I’m not really that wrapped up in how I look – I am all about comfort, and my hair felt horrible and messy – but even I will admit it was great to look like myself again (Steven said my hair looked a bit like Jim Jarmusch’s earlier this week, so that needed to be fixed!). After we left, our hairdresser would have to clean all the surfaces we touched and get ready for the next customer, over and over all day. She is happy to be back to work, and we are grateful she has stayed in business.
Buried in the early shock of the COVID-19 pandemic shutdown was the exciting announcement on March 13 that areas of PEI with poor internet access would be getting proper high speed service by the end of June 2021.
We’ve been down this road a couple of times before and have been disappointed that it never came our way, but this time there are maps and lists and even talk of fibre op! We moved from dialup to 1.5 Mbps “high speed” at the end of December 2009 and that seemed like a miracle; 10 years later, it doesn’t seem as shiny and lovely.
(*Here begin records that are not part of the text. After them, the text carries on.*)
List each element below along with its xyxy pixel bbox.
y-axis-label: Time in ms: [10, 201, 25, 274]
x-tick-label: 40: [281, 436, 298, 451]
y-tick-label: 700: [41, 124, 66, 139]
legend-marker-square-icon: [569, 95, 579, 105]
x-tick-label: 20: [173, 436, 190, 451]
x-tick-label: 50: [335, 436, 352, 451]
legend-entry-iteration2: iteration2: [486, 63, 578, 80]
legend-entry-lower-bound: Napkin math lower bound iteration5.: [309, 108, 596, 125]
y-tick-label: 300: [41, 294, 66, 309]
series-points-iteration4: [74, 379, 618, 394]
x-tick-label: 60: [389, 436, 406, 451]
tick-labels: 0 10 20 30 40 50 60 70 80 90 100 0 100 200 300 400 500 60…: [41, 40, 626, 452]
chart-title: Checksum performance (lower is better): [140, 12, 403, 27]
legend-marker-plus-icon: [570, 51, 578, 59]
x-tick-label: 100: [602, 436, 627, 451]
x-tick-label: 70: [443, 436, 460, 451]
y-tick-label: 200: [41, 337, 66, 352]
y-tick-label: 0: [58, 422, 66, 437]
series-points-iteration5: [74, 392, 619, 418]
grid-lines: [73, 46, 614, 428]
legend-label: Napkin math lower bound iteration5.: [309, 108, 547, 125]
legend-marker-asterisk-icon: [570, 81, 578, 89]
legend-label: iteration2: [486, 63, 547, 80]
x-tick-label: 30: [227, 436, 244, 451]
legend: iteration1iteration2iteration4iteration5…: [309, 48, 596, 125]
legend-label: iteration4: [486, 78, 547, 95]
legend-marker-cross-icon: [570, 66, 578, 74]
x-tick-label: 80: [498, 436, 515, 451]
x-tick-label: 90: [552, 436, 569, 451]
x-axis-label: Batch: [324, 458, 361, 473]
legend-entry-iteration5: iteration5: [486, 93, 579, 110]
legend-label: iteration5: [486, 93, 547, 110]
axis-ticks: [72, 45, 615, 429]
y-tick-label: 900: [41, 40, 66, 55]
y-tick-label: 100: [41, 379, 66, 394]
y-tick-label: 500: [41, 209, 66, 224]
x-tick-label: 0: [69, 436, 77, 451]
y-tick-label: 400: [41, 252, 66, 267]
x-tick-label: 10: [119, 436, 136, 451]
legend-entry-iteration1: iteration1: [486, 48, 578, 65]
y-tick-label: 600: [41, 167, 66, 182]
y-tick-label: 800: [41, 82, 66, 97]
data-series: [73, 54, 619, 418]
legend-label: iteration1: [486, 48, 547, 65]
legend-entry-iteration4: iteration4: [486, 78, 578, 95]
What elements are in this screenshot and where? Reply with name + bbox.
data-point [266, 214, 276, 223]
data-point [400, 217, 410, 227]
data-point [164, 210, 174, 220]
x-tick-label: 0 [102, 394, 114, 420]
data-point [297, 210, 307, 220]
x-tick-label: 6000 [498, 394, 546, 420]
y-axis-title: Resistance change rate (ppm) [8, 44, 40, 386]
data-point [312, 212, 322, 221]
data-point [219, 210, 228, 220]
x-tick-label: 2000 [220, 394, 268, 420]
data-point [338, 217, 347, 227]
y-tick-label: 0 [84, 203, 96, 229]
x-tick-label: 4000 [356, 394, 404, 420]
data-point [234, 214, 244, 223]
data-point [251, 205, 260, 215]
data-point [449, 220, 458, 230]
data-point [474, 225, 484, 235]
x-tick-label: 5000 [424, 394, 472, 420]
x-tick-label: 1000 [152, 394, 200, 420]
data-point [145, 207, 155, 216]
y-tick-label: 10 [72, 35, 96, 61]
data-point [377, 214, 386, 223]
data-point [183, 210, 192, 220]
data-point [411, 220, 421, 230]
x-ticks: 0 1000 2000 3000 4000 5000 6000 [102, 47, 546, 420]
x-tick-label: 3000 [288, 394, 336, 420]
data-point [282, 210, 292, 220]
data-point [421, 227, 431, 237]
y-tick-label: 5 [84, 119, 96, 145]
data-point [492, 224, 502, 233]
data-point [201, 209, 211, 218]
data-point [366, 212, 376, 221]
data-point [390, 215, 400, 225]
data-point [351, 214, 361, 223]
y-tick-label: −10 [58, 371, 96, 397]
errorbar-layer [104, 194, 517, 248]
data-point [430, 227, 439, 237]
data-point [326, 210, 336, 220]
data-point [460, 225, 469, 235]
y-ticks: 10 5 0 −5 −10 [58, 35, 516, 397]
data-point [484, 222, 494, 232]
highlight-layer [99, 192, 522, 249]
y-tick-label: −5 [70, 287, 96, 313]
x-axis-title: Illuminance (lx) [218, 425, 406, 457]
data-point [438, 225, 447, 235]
Here’s a speed test tonight:

For this “unlimited high speed internet” plus our home landline and my ancient phone plan (from 1999!) that doesn’t have any data OR texting, we pay $212.

If this promise of internet Nirvana wasn’t exciting enough, along comes Elon Musk’s SpaceX Starlink service, a plan to place thousands of satellites in low Earth orbit to make broadband internet available to the whole world by the end of 2021. Some of the satellites have been launched and are visible at night as a line of lights moving across the sky. They will be swinging by PEI tonight at 9:25 p.m., so I’ll be out having a peek at the future.